These summaries are not that useful. Using posterior medians +/- credible intervals is never as informative as are visualisations of model parameters. Visualise posterior estimates for \(\alpha\)
and overlay the true simulated value in black
hist(fit$draws("alpha", format = "draws_matrix"),
col = c_mid_highlight, border = 'white', lwd = 2,
main = '', yaxt = 'n', ylab = '', xlab = expression(alpha))
abline(v = alpha, lwd = 3.5, col = 'white')
abline(v = alpha, lwd = 3, col = 'black')
Repeat for the GP length scale parameter, \(\rho\)
hist(fit$draws("rho", format = "draws_matrix"),
col = c_mid_highlight, border = 'white', lwd = 2,
main = '', yaxt = 'n', ylab = '', xlab = expression(rho))
abline(v = rho, lwd = 3.5, col = 'white')
abline(v = rho, lwd = 3, col = 'black')
Now look at the regression coefficient for precipitation, \(\beta_{precip}\)
. You could (and generally should) also devise scenarios for prediction to help you better understand the model’s assumptions. But we will leave parameter inspection here for now
hist(fit$draws("beta[1]", format = "draws_matrix"),
col = c_mid_highlight, border = 'white', lwd = 2,
main = '', yaxt = 'n', ylab = '', xlab = expression(beta[precip]))

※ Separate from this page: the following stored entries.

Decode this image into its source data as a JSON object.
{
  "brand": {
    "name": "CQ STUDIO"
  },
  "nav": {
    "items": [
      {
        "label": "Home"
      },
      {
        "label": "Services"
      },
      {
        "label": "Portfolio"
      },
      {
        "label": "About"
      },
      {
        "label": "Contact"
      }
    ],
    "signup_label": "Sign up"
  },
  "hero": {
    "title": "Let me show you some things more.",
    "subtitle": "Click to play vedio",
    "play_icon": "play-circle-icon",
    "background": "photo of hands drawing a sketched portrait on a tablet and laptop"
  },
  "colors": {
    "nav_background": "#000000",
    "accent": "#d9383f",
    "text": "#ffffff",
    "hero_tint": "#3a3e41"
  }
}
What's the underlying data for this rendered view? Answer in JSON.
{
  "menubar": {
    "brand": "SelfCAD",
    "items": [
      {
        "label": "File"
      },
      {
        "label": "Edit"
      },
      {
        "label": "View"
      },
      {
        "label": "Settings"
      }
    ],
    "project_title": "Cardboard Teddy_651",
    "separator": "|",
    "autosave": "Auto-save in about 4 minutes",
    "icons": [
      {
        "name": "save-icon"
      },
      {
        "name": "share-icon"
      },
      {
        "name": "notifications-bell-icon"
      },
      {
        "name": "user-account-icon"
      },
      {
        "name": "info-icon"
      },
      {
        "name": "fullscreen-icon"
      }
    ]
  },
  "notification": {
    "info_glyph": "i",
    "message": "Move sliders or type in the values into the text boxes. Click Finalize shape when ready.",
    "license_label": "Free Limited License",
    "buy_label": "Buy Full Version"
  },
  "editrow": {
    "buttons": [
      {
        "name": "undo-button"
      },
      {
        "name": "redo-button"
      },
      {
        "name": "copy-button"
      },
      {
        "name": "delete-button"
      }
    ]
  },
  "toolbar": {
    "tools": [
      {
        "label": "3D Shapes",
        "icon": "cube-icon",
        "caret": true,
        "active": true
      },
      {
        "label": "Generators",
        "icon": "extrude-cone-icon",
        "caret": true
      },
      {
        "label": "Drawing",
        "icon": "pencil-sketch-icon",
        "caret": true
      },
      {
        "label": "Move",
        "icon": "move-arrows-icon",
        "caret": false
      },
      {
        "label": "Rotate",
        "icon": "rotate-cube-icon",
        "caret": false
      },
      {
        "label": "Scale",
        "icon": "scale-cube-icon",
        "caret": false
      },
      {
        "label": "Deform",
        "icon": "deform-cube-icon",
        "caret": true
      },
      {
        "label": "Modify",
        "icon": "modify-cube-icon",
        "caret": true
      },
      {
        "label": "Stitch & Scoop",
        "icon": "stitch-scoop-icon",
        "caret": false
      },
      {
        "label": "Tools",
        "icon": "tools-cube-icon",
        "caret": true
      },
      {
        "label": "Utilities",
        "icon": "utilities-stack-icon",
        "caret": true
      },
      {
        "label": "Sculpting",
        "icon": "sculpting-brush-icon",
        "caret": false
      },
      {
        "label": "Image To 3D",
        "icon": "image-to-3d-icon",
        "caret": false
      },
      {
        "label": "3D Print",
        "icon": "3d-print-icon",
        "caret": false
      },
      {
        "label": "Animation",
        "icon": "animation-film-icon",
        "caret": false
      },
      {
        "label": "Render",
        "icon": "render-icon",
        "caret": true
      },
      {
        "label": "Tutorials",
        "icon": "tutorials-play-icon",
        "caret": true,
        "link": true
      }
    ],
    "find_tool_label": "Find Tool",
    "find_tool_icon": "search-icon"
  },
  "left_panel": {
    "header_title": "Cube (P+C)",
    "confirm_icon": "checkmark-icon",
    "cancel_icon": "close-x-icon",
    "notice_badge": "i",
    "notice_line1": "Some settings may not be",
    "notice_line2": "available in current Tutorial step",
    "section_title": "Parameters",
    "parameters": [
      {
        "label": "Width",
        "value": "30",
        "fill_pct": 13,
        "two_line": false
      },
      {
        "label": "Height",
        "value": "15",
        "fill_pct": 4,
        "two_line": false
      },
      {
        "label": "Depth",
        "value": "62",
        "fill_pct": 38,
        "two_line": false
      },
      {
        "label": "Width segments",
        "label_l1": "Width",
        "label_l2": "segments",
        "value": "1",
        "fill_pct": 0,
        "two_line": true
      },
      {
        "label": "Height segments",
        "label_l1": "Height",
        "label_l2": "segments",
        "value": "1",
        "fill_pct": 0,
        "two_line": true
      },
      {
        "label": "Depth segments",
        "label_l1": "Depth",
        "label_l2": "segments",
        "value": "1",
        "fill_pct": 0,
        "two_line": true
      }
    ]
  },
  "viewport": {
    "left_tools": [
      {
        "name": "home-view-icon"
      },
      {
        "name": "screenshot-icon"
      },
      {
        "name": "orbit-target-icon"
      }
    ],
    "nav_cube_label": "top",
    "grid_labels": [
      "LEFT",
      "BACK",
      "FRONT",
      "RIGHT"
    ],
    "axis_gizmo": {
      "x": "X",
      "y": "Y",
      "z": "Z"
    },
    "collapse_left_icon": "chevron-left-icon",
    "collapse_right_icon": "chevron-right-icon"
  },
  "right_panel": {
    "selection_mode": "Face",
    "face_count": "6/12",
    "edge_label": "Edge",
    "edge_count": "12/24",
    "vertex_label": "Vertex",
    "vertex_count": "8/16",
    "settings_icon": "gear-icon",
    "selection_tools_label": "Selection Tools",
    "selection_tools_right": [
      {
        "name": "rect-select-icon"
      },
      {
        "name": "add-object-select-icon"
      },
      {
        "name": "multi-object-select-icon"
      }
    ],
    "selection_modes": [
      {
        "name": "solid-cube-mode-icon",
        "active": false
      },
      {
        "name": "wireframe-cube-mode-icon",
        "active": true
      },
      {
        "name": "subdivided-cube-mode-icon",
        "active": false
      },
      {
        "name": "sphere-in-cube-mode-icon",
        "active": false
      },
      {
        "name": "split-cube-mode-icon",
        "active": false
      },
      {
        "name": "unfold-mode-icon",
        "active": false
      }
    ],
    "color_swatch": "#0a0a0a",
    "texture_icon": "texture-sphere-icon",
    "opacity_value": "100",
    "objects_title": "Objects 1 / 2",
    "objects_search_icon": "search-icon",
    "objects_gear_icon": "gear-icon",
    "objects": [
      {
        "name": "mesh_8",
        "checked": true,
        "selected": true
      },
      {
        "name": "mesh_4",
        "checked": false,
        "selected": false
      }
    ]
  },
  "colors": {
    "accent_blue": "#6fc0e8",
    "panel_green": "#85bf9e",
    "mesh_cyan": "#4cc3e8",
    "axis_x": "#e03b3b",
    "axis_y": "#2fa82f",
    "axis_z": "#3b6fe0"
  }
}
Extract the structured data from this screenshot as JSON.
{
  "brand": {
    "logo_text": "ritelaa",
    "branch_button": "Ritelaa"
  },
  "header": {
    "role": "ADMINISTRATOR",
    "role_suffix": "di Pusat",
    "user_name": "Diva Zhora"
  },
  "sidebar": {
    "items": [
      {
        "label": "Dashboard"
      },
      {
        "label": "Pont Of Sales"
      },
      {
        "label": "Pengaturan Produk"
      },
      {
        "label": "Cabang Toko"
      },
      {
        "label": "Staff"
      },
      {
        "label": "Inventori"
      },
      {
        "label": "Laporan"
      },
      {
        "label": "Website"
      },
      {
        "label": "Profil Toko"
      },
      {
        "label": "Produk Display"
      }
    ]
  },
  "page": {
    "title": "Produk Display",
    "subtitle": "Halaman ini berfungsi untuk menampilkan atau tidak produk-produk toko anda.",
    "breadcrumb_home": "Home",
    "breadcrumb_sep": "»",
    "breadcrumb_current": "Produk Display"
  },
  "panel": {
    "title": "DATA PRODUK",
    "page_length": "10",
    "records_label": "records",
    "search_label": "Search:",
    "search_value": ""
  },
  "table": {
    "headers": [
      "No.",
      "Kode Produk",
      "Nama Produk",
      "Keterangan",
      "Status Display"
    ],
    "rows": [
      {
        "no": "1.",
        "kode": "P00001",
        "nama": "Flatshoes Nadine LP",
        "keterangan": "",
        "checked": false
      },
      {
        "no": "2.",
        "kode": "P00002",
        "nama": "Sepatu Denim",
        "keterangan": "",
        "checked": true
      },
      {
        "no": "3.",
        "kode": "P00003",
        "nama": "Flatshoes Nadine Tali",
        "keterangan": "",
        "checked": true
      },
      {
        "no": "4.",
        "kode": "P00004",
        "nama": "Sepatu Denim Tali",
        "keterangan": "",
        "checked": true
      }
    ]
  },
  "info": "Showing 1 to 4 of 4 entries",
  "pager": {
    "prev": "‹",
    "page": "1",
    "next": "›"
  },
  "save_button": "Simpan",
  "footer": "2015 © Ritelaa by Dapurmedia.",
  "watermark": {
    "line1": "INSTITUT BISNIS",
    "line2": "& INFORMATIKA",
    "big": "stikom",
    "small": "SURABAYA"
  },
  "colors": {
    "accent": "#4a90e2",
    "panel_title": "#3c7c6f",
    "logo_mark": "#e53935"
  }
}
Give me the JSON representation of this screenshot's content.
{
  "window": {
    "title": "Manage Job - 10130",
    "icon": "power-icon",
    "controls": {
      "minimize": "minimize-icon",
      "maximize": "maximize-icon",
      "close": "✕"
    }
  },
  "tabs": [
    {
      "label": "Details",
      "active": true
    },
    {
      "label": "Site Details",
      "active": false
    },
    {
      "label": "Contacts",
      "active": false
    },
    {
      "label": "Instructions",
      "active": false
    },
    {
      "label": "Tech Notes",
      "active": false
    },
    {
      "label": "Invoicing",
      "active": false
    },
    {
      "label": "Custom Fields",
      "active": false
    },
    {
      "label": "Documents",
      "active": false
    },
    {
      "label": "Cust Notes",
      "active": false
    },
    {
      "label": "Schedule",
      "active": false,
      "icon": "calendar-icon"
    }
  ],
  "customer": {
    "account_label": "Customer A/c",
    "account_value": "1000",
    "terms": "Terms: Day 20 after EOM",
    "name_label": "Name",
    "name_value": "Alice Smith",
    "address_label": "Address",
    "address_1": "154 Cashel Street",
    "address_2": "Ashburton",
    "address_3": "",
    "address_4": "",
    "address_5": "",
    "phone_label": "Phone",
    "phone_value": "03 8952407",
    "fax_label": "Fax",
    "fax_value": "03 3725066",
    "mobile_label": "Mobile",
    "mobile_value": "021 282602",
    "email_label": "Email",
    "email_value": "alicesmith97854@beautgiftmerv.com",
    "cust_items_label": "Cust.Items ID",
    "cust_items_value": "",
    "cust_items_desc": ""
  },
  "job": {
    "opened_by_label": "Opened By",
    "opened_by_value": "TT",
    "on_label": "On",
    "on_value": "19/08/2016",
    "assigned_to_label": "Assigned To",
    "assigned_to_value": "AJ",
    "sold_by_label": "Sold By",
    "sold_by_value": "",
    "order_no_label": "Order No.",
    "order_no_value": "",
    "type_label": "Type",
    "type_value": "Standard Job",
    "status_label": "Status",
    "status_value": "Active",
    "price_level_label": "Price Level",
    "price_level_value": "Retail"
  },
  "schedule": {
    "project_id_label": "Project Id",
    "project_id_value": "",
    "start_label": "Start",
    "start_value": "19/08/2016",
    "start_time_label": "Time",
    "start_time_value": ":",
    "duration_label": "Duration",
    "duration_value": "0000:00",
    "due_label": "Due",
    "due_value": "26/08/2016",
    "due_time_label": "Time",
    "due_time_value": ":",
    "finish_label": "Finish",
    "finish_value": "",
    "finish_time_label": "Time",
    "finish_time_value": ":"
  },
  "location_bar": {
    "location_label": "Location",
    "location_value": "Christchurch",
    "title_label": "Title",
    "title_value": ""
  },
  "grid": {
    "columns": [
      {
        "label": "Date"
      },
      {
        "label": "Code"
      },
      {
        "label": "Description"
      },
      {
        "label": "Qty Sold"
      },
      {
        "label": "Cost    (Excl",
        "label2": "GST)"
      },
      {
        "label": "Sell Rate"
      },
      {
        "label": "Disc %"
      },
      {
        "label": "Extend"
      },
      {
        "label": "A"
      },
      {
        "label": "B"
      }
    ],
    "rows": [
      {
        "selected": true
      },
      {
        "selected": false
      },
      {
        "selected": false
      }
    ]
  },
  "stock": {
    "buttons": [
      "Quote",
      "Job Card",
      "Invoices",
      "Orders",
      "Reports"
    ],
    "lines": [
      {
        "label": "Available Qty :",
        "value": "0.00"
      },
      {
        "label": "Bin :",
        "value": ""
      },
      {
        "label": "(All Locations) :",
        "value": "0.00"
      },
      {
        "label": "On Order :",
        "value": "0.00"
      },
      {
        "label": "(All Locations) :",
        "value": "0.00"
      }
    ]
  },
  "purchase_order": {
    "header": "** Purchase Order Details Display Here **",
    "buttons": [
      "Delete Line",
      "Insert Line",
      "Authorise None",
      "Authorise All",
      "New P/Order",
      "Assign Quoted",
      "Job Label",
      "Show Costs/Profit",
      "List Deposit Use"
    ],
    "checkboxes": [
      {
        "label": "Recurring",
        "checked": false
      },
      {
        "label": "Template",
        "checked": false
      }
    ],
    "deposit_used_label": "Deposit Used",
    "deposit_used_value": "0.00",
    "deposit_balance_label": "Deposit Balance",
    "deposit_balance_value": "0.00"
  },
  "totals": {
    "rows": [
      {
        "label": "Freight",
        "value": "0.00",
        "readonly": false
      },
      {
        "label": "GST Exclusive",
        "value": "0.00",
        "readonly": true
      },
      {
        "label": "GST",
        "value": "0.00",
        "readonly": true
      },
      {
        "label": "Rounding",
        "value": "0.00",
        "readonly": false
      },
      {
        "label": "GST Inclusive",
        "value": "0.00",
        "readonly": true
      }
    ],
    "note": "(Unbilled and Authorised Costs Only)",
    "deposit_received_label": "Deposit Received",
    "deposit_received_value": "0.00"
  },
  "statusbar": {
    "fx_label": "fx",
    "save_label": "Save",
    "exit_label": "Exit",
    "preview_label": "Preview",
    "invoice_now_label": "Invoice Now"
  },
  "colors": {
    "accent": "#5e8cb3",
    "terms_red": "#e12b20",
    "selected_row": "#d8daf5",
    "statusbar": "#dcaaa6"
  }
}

abline(v = beta_precip, lwd = 3.5, col = 'white')
abline(v = beta_precip, lwd = 3, col = 'black')
As with any regression, we should inspect residuals for any obvious discrepancies. Because our data are discrete counts bounded at zero, standard residuals aren’t helpful. We will use randomized quantile (Dunn-Smyth) residuals, which should be approximately standard normal in distribution. Don’t worry too much about the details, but I’m showing this function so the tutorial has complete code
ds_resids_pois = function(truth, fitted){
na_obs <- is.na(truth)
a_obs <- ppois(as.vector(truth[!na_obs]) - 1,
lambda = fitted[!na_obs])
b_obs <- ppois(as.vector(truth[!na_obs]),
lambda = fitted[!na_obs])
u_obs <- runif(n = length(fitted[!na_obs]),
min = pmin(a_obs, b_obs),
max = pmax(a_obs, b_obs))
if(any(is.na(truth))){
u_na <- runif(n = length(fitted[na_obs]),
min = 0, max = 1)
u <- vector(length = length(truth))
u[na_obs] <- u_na
u[!na_obs] <- u_obs
} else {
u <- u_obs
}
dsres_out <- qnorm(u)
dsres_out[is.infinite(dsres_out)] <- rnorm(length(which(is.infinite(dsres_out))))
dsres_out
}
Calculate posterior retrodictions for the modeled observations. Notice how we use rpois
to generate Poisson draws with the exact linear predictor that was used in our Stan
model
beta_posterior <- fit$draws("beta[1]", format = "draws_matrix")
obs_gp_function_posterior <- fit$draws('gp_function',format = "draws_matrix")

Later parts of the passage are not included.